On Tuesday night, Executive Director Carrie Bronaugh told the council they want to update their facility because they’ve outgrown their space and their programs.

She asked the council for $300,000 and said the money would allow them to accommodate more therapists, some of whom would be able to offer different types of therapies. She also said they’d be able create a space for children to undergo sexual assault nurse exams instead of having to go to Medical Center Hospital.

With additional space, law enforcement, prosecutors and Child Protective Services caseworkers would be able to work under one roof, she said. In addition, Bronaugh said they hope to add an extra forensic interview room, allowing them to increase the number of sessions by 180-200 per week.

The council said they couldn’t provide the entire amount, but they did agree to provide Harmony Home $250,187.

In previous meetings, the council had informally committed much of the $8 million to Odessa Fire Rescue and the Odessa Police Department and they formalized that commitment Tuesday night.

The OFR will receive a new computer-aided dispatch system, Stryker cots and power loads for eight new ambulances, hydraulic rescue tools, a tender truck and wildland brush truck.

OPD’s public restrooms and elevators will be upgraded and the parking lot at 201 N. Grant will be demolished.

The funds will also pay for new lights and safety rails at the Derrington Wastewater Treatment plant, upgrades to the plant’s cranes, new fencing and a grit removal system.

The council also unanimously approved a new social media and media relations policy. City Manager John Beckmeyer said under the new policy most media relations will now come from the city’s communications department with oversight from the city manager.

Beckmeyer stressed the new social media policy does not prohibit any city employees from voicing their opinions and spells out the city is not responsible or liable for an individual’s posts.

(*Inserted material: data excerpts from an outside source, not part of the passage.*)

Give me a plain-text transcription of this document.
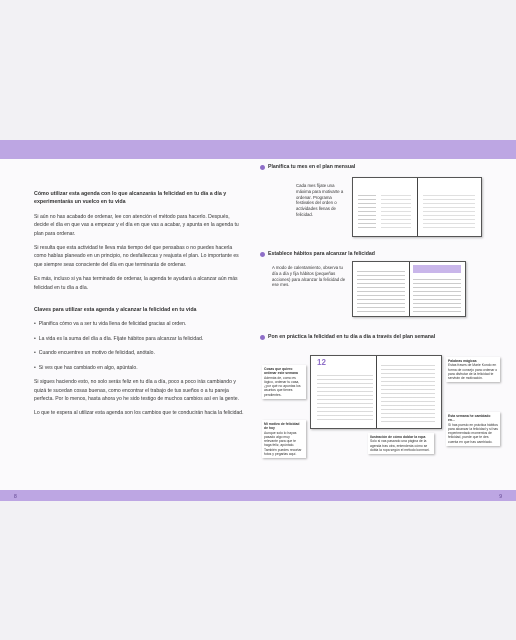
Cómo utilizar esta agenda con lo que alcanzarás la felicidad en tu día a día y experimentarás un vuelco en tu vida

Si aún no has acabado de ordenar, lee con atención el método para hacerlo. Después, decide el día en que vas a empezar y el día en que vas a acabar, y apunta en la agenda tu plan para ordenar.

Si resulta que esta actividad te lleva más tiempo del que pensabas o no puedes hacerla como habías planeado en un principio, no desfallezcas y reajusta el plan. Lo importante es que siempre seas consciente del día en que terminarás de ordenar.

Es más, incluso si ya has terminado de ordenar, la agenda te ayudará a alcanzar aún más felicidad en tu día a día.

Claves para utilizar esta agenda y alcanzar la felicidad en tu vida
• Planifica cómo va a ser tu vida llena de felicidad gracias al orden.
• La vida es la suma del día a día. Fíjate hábitos para alcanzar la felicidad.
• Cuando encuentres un motivo de felicidad, anótalo.
• Si ves que has cambiado en algo, apúntalo.

Si sigues haciendo esto, no solo serás feliz en tu día a día, poco a poco irás cambiando y quizá te sucedan cosas buenas, como encontrar el trabajo de tus sueños o a tu pareja perfecta. Por lo menos, hasta ahora yo he sido testigo de muchos cambios así en la gente.

Lo que te espera al utilizar esta agenda son los cambios que te conducirán hacia la felicidad.

Planifica tu mes en el plan mensual
Cada mes fíjate una máxima para motivarte a ordenar. Programa festivales del orden o actividades llenas de felicidad.
Establece hábitos para alcanzar la felicidad
A modo de calentamiento, observa tu día a día y fija hábitos (pequeñas acciones) para alcanzar la felicidad de ese mes.
Pon en práctica la felicidad en tu día a día a través del plan semanal
12
Cosas que quiero ordenar este semana
Además de, como es lógico, ordenar tu casa, ¿por qué no apuntas los asuntos que tienes pendientes.
Mi motivo de felicidad de hoy
Aunque solo lo hayas pasado algo muy relevante para que te haga feliz, apúntalo. También puedes recortar fotos y pegarlas aquí.
Ilustración de cómo doblar la ropa
Solo si vas pasando una página de la agenda tras otra, entenderás cómo se dobla la ropa según el método konmari.
Palabras mágicas
Estas frases de Marie Kondo en forma de consejo para ordenar o para disfrutar de la felicidad te servirán de motivación.
Esta semana he cambiado en...
Si has puesto en práctica hábitos para alcanzar la felicidad y si has experimentado momentos de felicidad, puede que te des cuenta en que has cambiado.
8	9
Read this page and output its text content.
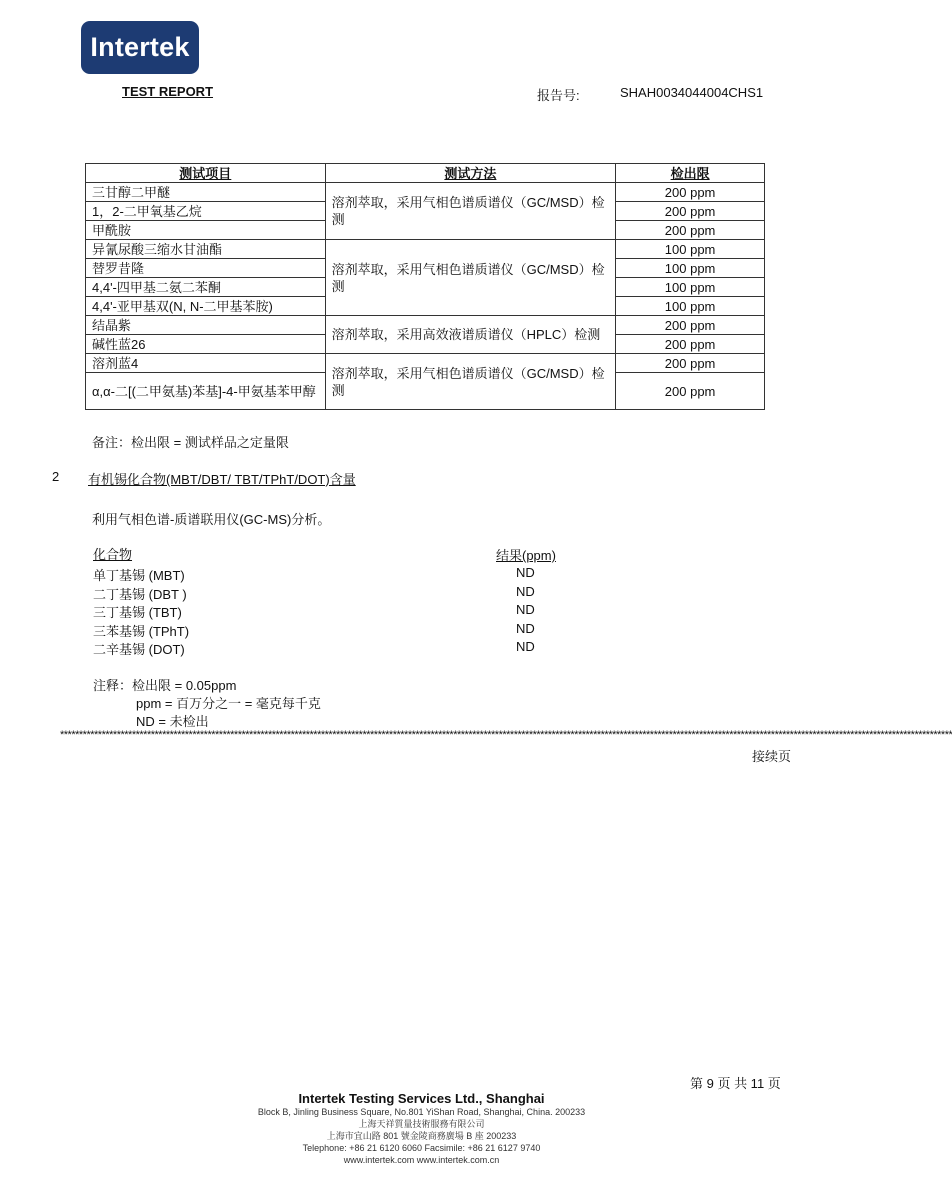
Intertek
TEST REPORT	报告号:	SHAH0034044004CHS1
测试项目	测试方法	检出限
三甘醇二甲醚	溶剂萃取，采用气相色谱质谱仪（GC/MSD）检测	200 ppm
1，2-二甲氧基乙烷		200 ppm
甲酰胺		200 ppm
异氰尿酸三缩水甘油酯	溶剂萃取，采用气相色谱质谱仪（GC/MSD）检测	100 ppm
替罗昔隆		100 ppm
4,4'-四甲基二氨二苯酮		100 ppm
4,4'-亚甲基双(N, N-二甲基苯胺)		100 ppm
结晶紫	溶剂萃取，采用高效液谱质谱仪（HPLC）检测	200 ppm
碱性蓝26		200 ppm
溶剂蓝4	溶剂萃取，采用气相色谱质谱仪（GC/MSD）检测	200 ppm
α,α-二[(二甲氨基)苯基]-4-甲氨基苯甲醇		200 ppm
备注：检出限 = 测试样品之定量限
2 有机锡化合物(MBT/DBT/ TBT/TPhT/DOT)含量
利用气相色谱-质谱联用仪(GC-MS)分析。
化合物	结果(ppm)
单丁基锡 (MBT)	ND
二丁基锡 (DBT )	ND
三丁基锡 (TBT)	ND
三苯基锡 (TPhT)	ND
二辛基锡 (DOT)	ND
注释：检出限 = 0.05ppm
ppm = 百万分之一 = 毫克每千克
ND = 未检出
********************************************************************************************************************************************************************************************************************************************
接续页
第 9 页 共 11 页
Intertek Testing Services Ltd., Shanghai
Block B, Jinling Business Square, No.801 YiShan Road, Shanghai, China. 200233
上海天祥質量技術服務有限公司
上海市宜山路 801 號金陵商務廣場 B 座 200233
Telephone: +86 21 6120 6060 Facsimile: +86 21 6127 9740
www.intertek.com www.intertek.com.cn
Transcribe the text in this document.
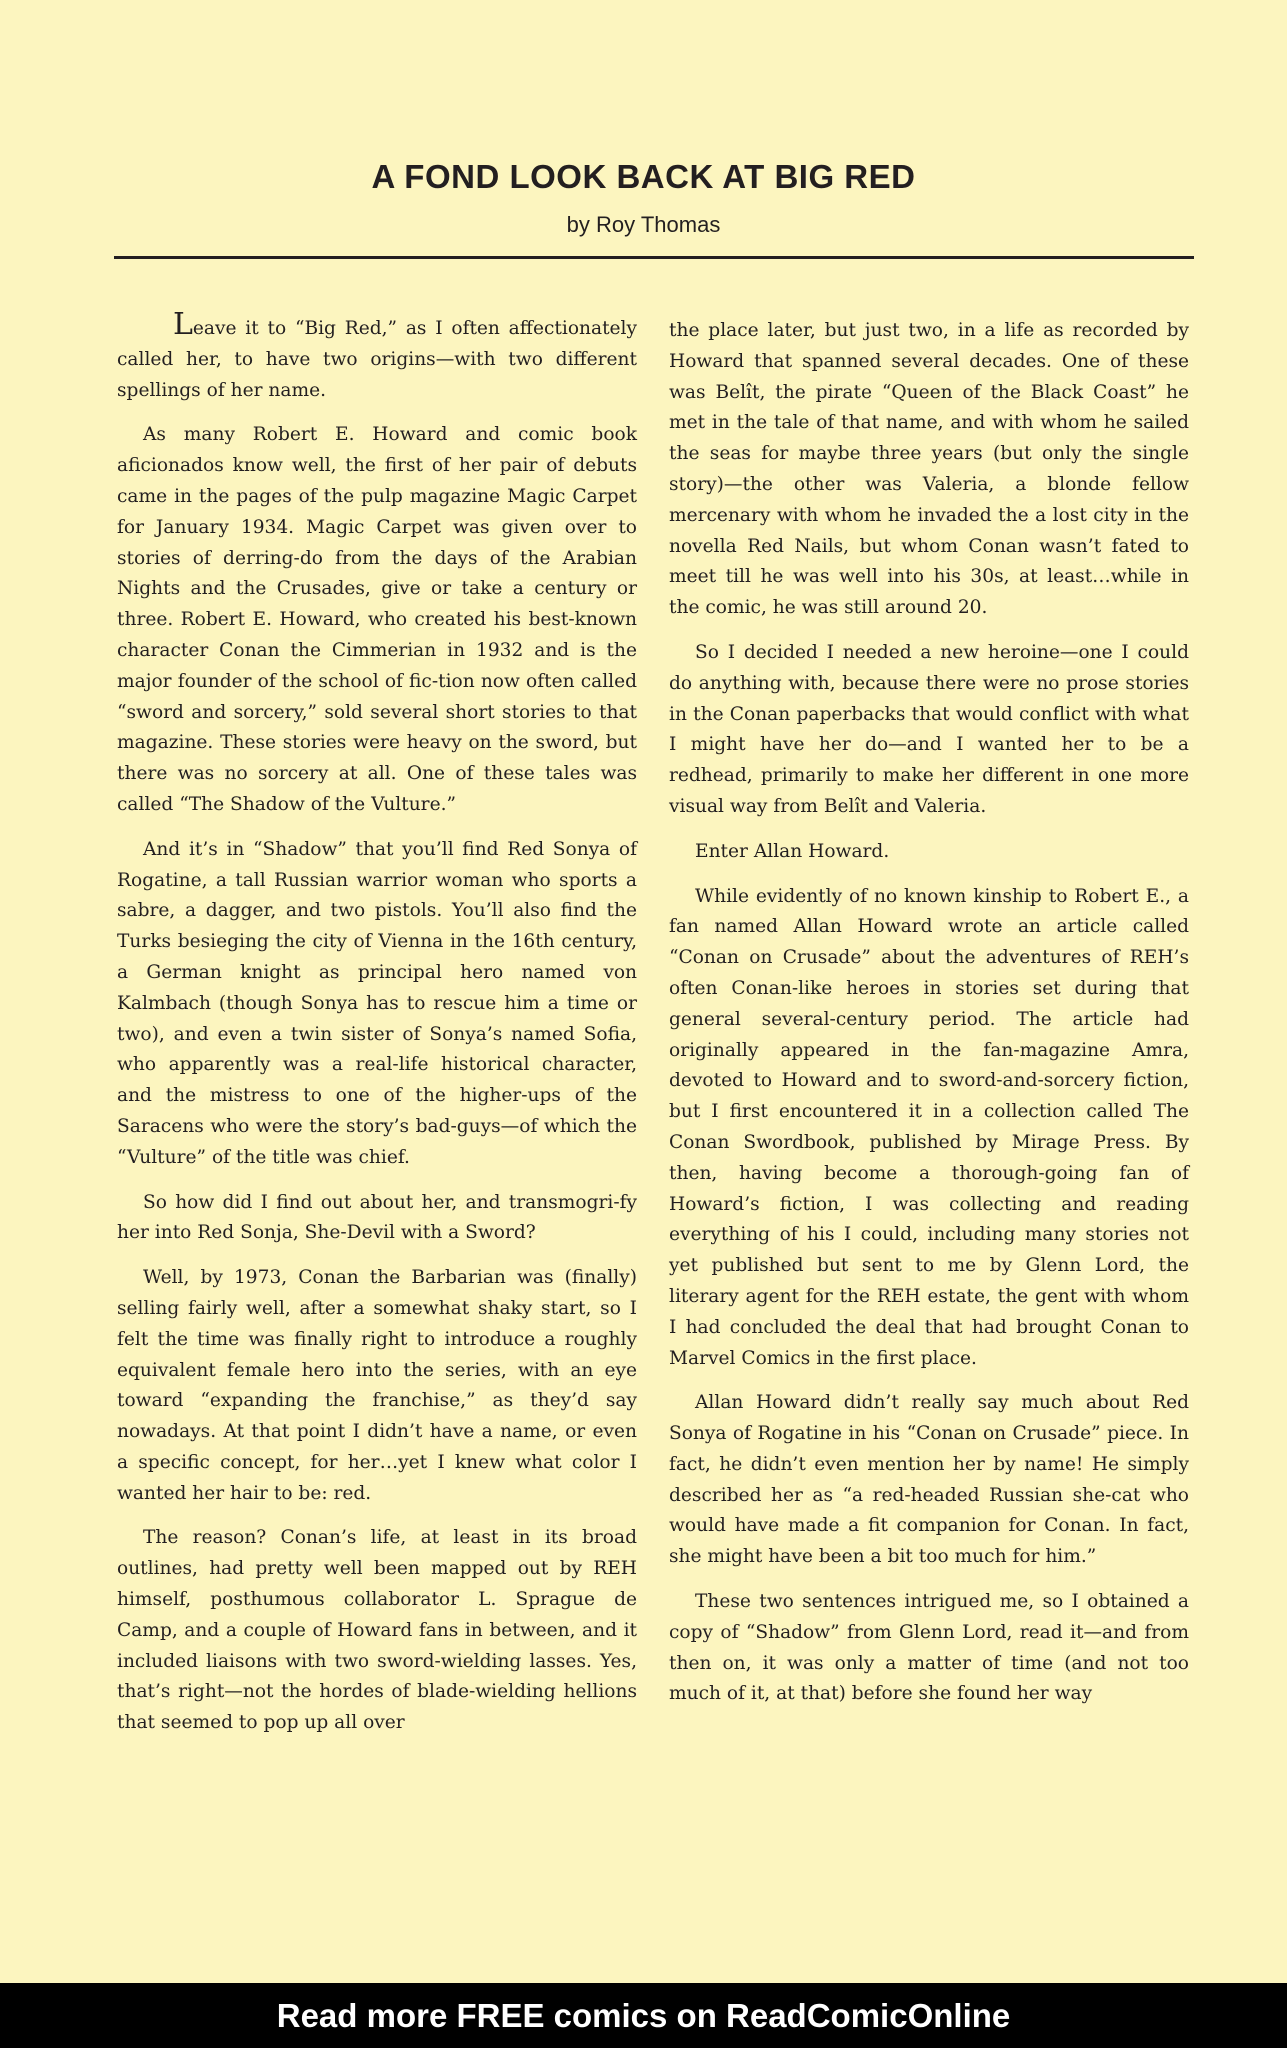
A FOND LOOK BACK AT BIG RED
by Roy Thomas

Leave it to “Big Red,” as I often affectionately called her, to have two origins—with two different spellings of her name.

As many Robert E. Howard and comic book aficionados know well, the first of her pair of debuts came in the pages of the pulp magazine Magic Carpet for January 1934. Magic Carpet was given over to stories of derring-do from the days of the Arabian Nights and the Crusades, give or take a century or three. Robert E. Howard, who created his best-known character Conan the Cimmerian in 1932 and is the major founder of the school of fic-tion now often called “sword and sorcery,” sold several short stories to that magazine. These stories were heavy on the sword, but there was no sorcery at all. One of these tales was called “The Shadow of the Vulture.”

And it’s in “Shadow” that you’ll find Red Sonya of Rogatine, a tall Russian warrior woman who sports a sabre, a dagger, and two pistols. You’ll also find the Turks besieging the city of Vienna in the 16th century, a German knight as principal hero named von Kalmbach (though Sonya has to rescue him a time or two), and even a twin sister of Sonya’s named Sofia, who apparently was a real-life historical character, and the mistress to one of the higher-ups of the Saracens who were the story’s bad-guys—of which the “Vulture” of the title was chief.

So how did I find out about her, and transmogri-fy her into Red Sonja, She-Devil with a Sword?

Well, by 1973, Conan the Barbarian was (finally) selling fairly well, after a somewhat shaky start, so I felt the time was finally right to introduce a roughly equivalent female hero into the series, with an eye toward “expanding the franchise,” as they’d say nowadays. At that point I didn’t have a name, or even a specific concept, for her…yet I knew what color I wanted her hair to be: red.

The reason? Conan’s life, at least in its broad outlines, had pretty well been mapped out by REH himself, posthumous collaborator L. Sprague de Camp, and a couple of Howard fans in between, and it included liaisons with two sword-wielding lasses. Yes, that’s right—not the hordes of blade-wielding hellions that seemed to pop up all over

the place later, but just two, in a life as recorded by Howard that spanned several decades. One of these was Belît, the pirate “Queen of the Black Coast” he met in the tale of that name, and with whom he sailed the seas for maybe three years (but only the single story)—the other was Valeria, a blonde fellow mercenary with whom he invaded the a lost city in the novella Red Nails, but whom Conan wasn’t fated to meet till he was well into his 30s, at least…while in the comic, he was still around 20.

So I decided I needed a new heroine—one I could do anything with, because there were no prose stories in the Conan paperbacks that would conflict with what I might have her do—and I wanted her to be a redhead, primarily to make her different in one more visual way from Belît and Valeria.

Enter Allan Howard.

While evidently of no known kinship to Robert E., a fan named Allan Howard wrote an article called “Conan on Crusade” about the adventures of REH’s often Conan-like heroes in stories set during that general several-century period. The article had originally appeared in the fan-magazine Amra, devoted to Howard and to sword-and-sorcery fiction, but I first encountered it in a collection called The Conan Swordbook, published by Mirage Press. By then, having become a thorough-going fan of Howard’s fiction, I was collecting and reading everything of his I could, including many stories not yet published but sent to me by Glenn Lord, the literary agent for the REH estate, the gent with whom I had concluded the deal that had brought Conan to Marvel Comics in the first place.

Allan Howard didn’t really say much about Red Sonya of Rogatine in his “Conan on Crusade” piece. In fact, he didn’t even mention her by name! He simply described her as “a red-headed Russian she-cat who would have made a fit companion for Conan. In fact, she might have been a bit too much for him.”

These two sentences intrigued me, so I obtained a copy of “Shadow” from Glenn Lord, read it—and from then on, it was only a matter of time (and not too much of it, at that) before she found her way

Read more FREE comics on ReadComicOnline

The council also agreed to move the city’s emergency operations center from the basement of the police department to a classroom at Fire Station 6 which will accommodate more people.

The city council also discussed correcting a couple of mistakes Tuesday night.

City Attorney Dan Jones said that a past city council passed a resolution to donate the land where the Odessa American once stood to Odessa College by resolution when it should’ve been done via ordinance.

The council unanimously agreed to fix that error during their regular council meeting.

In addition, during the council’s earlier work session Jones said he wanted to make the council aware that a previous council agreed to pass along $100,000 from an anonymous donor to UTPB and that didn’t get done. The council agreed they want to make sure the university gets those proceeds.

In other matters, Jones said staff wants the council to amend the city’s ordinance to allow residents to own up to six cats and dogs instead of four. In addition, staff wants to amend the age of cats and dogs must be spayed and neutered. Right now, all cats and dogs four months and older must be fixed, but the staff wants to change that to six months because they can’t be altered before that age, Jones said.

In other matters, the council agreed to pay Edgardo Madrid and Associates $100,000 to repair 54 water line breaks that have happened since Jan. 1.

Utilities Director Kevin Niles told the county he is short-handed in that department and needs the assistance.

In addition, the council agreed to allow Director of Equipment Services Director Chris Adams to go out to bid again on automotive tires and to allow OFR to purchase 100 air packs at a cost of $607,000.